Dr Jacqueline Rowarth has been the Director, Office for Environmental Programs, The University of Melbourne since April, and is a Board Member of Crop and Food Research. She was President of the New Zealand Institute of Agricultural Science Council from 2000 – 2003. Jacqueline obtained an Agricultural Science degree with first class honours in Agronomy, has a PhD in Soil Science from Massey University (given the Morice Fieldes award by the NZ Society of Soil Science for ‘exceptional merit’), worked in Plant Improvement with AgResearch for 6 years and then taught Plant Science at Lincoln University for 6 years. Throughout her career she has been an active scientist, with a strong commitment to technology transfer. She has also been dedicated to promoting awareness of science and the importance of research to schools, interest groups and society in general. For her work in all these areas, she received the Zonta Award for excellence in science in 1994, a New Zealand Science and Technology Medal in 1997 and in 2001 was elected as a Companion of the Royal Society of NZ, recognising ‘pre-eminence in the promotion of science and technology’. In 2003 she was elected as an Honorary Fellow of the New Zealand Institute of Agricultural Science in recognition of her contribution to the profession (Honorary) and to agricultural science (Fellow).
Her research over the past twenty years has focussed on efficient use of fertiliser (product yield and quality with minimum environmental impact), and evaluation of new plant species and cultivars (seed yield, animal growth and wool growth).

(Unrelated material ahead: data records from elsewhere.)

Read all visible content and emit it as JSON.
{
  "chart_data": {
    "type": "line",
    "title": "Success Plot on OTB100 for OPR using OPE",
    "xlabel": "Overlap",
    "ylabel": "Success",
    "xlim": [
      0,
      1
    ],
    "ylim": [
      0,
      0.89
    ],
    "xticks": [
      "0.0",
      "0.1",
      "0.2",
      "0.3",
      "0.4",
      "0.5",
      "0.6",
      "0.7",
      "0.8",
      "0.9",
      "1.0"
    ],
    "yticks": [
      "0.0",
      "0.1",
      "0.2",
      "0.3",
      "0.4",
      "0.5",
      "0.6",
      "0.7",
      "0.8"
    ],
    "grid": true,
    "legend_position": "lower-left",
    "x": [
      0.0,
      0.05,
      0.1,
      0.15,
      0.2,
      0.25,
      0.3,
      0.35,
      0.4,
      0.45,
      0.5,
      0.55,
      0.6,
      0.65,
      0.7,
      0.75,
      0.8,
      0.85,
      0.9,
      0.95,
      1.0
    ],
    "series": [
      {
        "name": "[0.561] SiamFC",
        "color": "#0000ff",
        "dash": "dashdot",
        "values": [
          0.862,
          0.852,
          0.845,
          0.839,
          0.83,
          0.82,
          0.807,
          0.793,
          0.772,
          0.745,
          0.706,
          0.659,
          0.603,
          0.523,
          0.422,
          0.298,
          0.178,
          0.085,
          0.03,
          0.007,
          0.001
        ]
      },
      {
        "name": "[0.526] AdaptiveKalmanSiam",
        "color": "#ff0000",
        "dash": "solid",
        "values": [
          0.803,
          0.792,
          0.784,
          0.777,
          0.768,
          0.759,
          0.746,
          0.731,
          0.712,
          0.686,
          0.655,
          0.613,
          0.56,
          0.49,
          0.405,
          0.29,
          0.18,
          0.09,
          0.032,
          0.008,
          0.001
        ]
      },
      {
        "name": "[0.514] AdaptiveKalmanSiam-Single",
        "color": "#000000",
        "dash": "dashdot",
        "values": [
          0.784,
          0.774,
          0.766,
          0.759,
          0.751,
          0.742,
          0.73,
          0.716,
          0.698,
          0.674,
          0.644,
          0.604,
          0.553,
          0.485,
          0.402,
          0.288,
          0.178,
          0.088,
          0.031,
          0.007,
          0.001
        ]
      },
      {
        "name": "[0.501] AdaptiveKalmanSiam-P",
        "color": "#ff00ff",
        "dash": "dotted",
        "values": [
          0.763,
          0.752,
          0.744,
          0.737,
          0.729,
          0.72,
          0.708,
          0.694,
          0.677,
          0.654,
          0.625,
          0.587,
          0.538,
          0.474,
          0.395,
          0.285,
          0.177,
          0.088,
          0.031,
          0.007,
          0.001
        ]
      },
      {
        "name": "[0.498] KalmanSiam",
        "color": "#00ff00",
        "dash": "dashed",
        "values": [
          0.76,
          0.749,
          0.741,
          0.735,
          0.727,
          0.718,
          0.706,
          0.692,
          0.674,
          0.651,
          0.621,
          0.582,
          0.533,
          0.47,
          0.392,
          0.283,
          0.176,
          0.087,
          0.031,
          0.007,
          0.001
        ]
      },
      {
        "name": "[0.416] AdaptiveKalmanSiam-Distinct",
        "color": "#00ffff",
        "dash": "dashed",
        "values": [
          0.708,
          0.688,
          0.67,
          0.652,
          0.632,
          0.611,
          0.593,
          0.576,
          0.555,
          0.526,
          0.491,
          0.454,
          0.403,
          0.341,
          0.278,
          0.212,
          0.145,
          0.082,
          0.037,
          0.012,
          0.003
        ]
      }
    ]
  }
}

Economic development in New Zealand’s past has resulted from innovation in the primary resource sector creating new markets and increasing efficiency gains. Global developments in technology in the 1970s in areas where the country could not take optimum advantage (particularly in manufacturing) because of population base and geographical location, has meant that other countries have outpaced New Zealand in economic development. Attempts to improve the innovation system have not had the anticipated or desired effects in the short term. Impacts are being observed in tertiary education and employment in the science sectors. In this seminar, information from a wide variety of economic, business and education sources, examines trends, will be presented and set within the context of the New Zealand science environment. Implications will be considered and recommendations for the future made.